The Iron Mask finally lands, bringing Arnold Schwarzenegger and Jackie Chan together on screen – but things go wrong fairly quickly.
In storms Arnold Schwarzenegger with a massive moustache, puffing up his chest and swaggering around like he’s just been cast in a pantomime. When he fights, he throws big barrelling punches like he’s channelling the spirit of Andre the Giant in a WWF wrestling match. What a huge amount of fun it is to see Arnold Schwarzenegger having such a huge amount of fun.
Unfortunately, Arnie’s turn in
The Iron Mask is brief. In fact, there are few elements of
The Iron Mask that do work, and none of the positive stuff is exploited to its full potential. There’s Jackie Chan, inactive for much of the runtime, a rowdy rabble of pirates but a complete absence of swashbuckling and a couple of interesting fight sequences between characters that you’ll really struggle to care about.
The Iron Mask, from director and co-writer Oleg Stepchenko and writers Dmitry Paltsev and Aleksey Petrukhin, is the sequel to the 2014 movie
Forbidden Kingdom/
Forbidden Empire/
Viy (depending on where you watch it). Like that movie (which is briefly recapped at the beginning of
The Iron Mask so not to worry if you haven’t seen it), this is a period fantasy action movie about the adventures of cartographer Jonathan Green (Jason Flemyng).
This time, Green finds himself caught up in a dispute in a Chinese province between a witch and a Princess and a powerful Tsar with the magic dragon’s seal pendant.

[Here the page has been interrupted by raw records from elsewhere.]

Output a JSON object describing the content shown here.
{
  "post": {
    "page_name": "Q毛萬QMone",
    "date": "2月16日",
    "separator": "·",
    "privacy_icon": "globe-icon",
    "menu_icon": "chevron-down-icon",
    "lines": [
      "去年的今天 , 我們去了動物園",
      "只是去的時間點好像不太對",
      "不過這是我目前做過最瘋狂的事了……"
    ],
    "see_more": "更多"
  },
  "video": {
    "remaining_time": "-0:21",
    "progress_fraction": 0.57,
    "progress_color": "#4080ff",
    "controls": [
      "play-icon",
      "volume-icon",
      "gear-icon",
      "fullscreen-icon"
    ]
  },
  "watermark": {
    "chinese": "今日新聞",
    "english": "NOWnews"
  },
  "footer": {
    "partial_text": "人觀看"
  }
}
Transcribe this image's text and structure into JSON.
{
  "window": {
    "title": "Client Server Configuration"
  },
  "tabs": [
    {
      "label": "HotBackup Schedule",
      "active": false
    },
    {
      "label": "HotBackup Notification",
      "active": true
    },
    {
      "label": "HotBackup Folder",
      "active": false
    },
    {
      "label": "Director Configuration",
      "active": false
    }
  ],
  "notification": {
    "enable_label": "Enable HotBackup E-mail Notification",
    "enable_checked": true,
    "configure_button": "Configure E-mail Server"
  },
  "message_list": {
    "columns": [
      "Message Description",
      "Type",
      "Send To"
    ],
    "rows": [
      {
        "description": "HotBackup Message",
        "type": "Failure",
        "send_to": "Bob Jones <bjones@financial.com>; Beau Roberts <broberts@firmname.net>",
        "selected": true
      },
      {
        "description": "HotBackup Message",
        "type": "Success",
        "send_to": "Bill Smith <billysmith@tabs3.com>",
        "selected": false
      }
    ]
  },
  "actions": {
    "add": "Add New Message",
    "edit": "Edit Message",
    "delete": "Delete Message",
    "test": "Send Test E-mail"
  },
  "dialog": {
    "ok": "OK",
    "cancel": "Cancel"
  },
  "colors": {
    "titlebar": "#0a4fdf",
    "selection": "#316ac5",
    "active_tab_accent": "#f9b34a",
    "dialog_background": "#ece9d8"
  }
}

Miss Dudley (Anna Churina) is trying to track him down and soon becomes embroiled in the action. Green is kidnapped and all signs point to a final showdown between the townspeople and the witch’s evil forces.
The Iron Mask, then, is pitched somewhere between
The Lord of the Rings and
Pirates of the Caribbean, but lands some distance from either one. This deflated epic does deliver on scale but fails to come to life beyond that.
The story feels episodic and pieced together, which, when combined with the languid pacing, gives the whole film an unfocused, meandering feel. There’s very little fun to be found on the screen, leaving scenes to drag out over a frustrating amount of time, usually achieving little more than nudging the story along to nowhere in particular at all.
The climactic end battle perhaps best encapsulates why
The Iron Mask doesn’t really work. It’s a huge sequence with some impressive CG world building. But the characters don’t physically interact with that impressive world in a convincing way. None of the sequences feel like they’ve been put together quite right. The character decision making is odd. The big finale ends up fussy, chaotic and far too long.
For a film released in 2020, it’s odd to see so many effects that seem to be aimed at exploiting 3D. In the 2D screening I attended they were really striking, as was the focus on showcasing visual effects in general. It’s a film preoccupied with chasing down trends that passed several years ago.
The cast wrestle with the material to varying degrees of success. As Green, Jason Flemyng plays the character with a reserved, dignified quality, which is perhaps for the best given that he’s given little so little to do. Elsewhere performances are undermined by strange dubbing choices.
There are slithers of entertainment scattered throughout. Arnold Schwarzenegger is a joy. The weird gas-powered steampunk robot guys are very cool. These brief flashes of the film coming to life offer little insights into the potential The Iron Mask had.
What does for Stepchenko’s film, ultimately, is that it’s just so dull. It has all the ingredients of a romp but when it comes together it’s very grey and completely lifeless. The Iron Mask, then, is a bloated, stale misfire.